Judge Grants Protection To COPA in Police Shooting
Circuit Court Judge James N. O’Hara ruled Wednesday that the agency investigating allegations of police misconduct will not have to turn over the findings of third parties used by the agency in the investigation of a 2015 fatal police shooting.
Claiming “consultant privilege,” Judge O’Hara ruled that third parties hired by the Civilian Office of Police Accountability (COPA) to investigate the 2015 fatal police shooting of Quintonio LeGrier and an innocent bystander, Bettie Jones, by Chicago Police Officer Robert Rialmo will not have to reveal any conclusions made by at least two outside parties.
COPA has ruled that the shooting of LeGrier, who wielded a bat and charged at officers responding to a domestic disturbance call, was unjustified. The FOP has strongly denounced the ruling.
From the Sun-Times:
Leaders of the rank-and-file Chicago Police officers’ union on Friday slammed the city’s police oversight agency, demanding a “clarification” on use-of-force policies a day after Officer Robert Rialmo’s 2015 shooting of Quintonio LeGrier and Bettie Jones was ruled unjustified.
“If an offender is wielding a bat against an officer, must he or she wait until they are actually struck before they can defend themselves?” union officials wrote in a statement.

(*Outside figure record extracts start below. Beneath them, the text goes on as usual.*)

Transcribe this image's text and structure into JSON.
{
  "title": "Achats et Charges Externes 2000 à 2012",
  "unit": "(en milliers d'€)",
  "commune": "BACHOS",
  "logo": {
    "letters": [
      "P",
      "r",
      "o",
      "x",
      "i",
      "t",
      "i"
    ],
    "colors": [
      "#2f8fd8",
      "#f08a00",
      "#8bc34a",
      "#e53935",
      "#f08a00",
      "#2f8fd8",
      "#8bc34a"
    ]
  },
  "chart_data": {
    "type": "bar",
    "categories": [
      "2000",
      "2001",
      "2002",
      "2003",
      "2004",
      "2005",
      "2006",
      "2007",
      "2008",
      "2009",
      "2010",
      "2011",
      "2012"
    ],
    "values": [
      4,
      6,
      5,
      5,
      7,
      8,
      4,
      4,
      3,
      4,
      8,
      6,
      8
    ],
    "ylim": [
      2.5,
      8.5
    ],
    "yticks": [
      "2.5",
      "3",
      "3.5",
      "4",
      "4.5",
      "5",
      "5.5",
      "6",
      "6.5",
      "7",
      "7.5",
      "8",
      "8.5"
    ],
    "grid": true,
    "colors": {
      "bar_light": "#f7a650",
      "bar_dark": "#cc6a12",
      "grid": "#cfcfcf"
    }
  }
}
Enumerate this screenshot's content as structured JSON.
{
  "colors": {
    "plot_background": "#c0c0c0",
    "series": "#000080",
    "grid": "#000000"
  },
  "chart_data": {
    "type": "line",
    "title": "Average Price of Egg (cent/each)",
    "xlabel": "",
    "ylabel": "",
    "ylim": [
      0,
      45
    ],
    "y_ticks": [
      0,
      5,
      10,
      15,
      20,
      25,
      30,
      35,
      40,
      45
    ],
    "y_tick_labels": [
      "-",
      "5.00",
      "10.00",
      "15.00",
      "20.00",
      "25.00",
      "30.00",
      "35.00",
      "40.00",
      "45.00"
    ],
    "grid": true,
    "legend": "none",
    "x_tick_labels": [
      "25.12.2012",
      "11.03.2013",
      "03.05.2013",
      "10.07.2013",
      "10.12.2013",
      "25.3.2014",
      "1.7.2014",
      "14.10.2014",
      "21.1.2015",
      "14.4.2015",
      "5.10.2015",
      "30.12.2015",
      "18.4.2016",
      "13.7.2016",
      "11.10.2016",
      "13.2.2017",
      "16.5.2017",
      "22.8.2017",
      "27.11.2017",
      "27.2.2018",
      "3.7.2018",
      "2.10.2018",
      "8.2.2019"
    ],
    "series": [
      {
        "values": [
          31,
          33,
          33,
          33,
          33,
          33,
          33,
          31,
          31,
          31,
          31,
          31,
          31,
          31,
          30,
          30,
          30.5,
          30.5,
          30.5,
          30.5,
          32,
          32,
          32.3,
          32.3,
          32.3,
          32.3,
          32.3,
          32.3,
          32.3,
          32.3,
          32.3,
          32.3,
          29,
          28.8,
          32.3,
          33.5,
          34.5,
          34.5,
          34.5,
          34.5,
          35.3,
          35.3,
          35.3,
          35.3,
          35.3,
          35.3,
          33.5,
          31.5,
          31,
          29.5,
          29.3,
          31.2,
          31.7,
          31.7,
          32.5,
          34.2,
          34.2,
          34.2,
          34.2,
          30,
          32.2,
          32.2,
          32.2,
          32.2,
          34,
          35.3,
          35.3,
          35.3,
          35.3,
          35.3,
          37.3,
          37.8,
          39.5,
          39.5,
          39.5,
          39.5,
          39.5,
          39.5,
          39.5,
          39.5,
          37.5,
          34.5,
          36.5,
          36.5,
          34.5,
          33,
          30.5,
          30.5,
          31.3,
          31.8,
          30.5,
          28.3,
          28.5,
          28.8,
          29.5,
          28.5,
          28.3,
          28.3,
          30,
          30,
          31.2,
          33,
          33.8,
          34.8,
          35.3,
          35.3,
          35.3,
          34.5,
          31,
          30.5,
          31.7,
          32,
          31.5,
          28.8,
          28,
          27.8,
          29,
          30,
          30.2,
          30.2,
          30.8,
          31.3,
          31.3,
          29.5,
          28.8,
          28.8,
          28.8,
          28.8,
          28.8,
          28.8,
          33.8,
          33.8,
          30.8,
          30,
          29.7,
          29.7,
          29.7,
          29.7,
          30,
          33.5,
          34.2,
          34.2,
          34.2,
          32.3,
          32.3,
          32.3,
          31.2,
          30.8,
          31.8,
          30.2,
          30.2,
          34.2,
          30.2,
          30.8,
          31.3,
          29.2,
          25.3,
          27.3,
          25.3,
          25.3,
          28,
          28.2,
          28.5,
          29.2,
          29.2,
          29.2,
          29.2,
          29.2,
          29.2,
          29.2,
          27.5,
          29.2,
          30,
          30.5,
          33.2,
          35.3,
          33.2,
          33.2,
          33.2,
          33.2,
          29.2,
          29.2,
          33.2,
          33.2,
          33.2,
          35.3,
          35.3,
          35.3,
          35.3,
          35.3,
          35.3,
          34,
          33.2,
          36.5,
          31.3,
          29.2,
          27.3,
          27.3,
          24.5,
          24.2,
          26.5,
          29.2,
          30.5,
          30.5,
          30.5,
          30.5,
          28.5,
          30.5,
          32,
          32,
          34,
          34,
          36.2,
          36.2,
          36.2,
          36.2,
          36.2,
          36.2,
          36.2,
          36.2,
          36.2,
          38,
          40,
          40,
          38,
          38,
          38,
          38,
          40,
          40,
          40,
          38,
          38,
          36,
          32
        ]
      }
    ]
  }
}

“Must they wait until they see a muzzle flash of a gun before any attempts to protect their lives and those of the public would be deemed reasonable? How far can the weapon be found from an offender before an officer’s use of force is deemed legitimate? Six feet? Ten feet? Fifteen?”

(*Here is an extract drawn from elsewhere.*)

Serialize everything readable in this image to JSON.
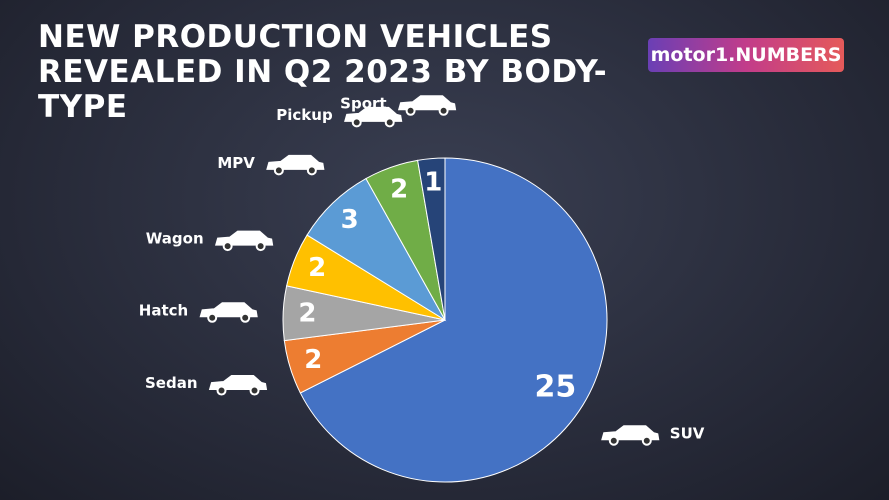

In response to COPA’s ruling that the shooting was unjustified, attorneys for the FOP filed a Freedom of Information (FOIA) request. That request ultimately revealed that at least two outside parties had been hired by the city in their investigation, but the hiring of these investigators and their findings were kept secret. The city also failed to turn over the findings to prosecutors as well as Superintendent Eddie Johnson, who now must decide whether Officer Rialmo should be recommended for firing.
According to the Sun-Times, Johnson sent a letter to COPA:
Johnson has a 60-day window in which to decide whether he will recommend that the Police Board fire Rialmo — but in the letter, he makes it clear that he won’t start the clock until COPA comes clean with the “entire file and relevant evidence” in the case.
“Despite the fact that COPA informed the media of its final opinion, CPD has not received the entire file. I am requesting that COPA confirm that CPD has everything that COPA consulted or relied upon in rendering its opinion in this matter and ask that COPA provide every document that is relevant to this investigation, including but not limited to exhibits, witness interviews, videos and expert reports,” Johnson wrote in the letter, which was obtained by the Chicago Sun-Times.
“It is only upon receipts of those materials that COPA will have complied with the ordinance and it is only then that CPD can complete a full review of this investigation.”
Judge O’Hara’s ruling means a key question remains unanswered: Did these third parties conclude that the shooting of LeGrier, who was wielding a bat when Officer Rialmo shot him, was justified?
Another question emerges, this one about the Chicago media: How will the Chicago media respond to the ruling by Judge O’Hara? Strikingly, there was no report by the media about O’Hara’s ruling. Will Chicago’s reporters now ignore the findings of these third parties?
Imagine for a moment if the city were keeping secret third-party findings in a story that might cast a shadow on a Chicago Police detective. Would the reporters remain silent about it, then? Would they challenge such a ruling?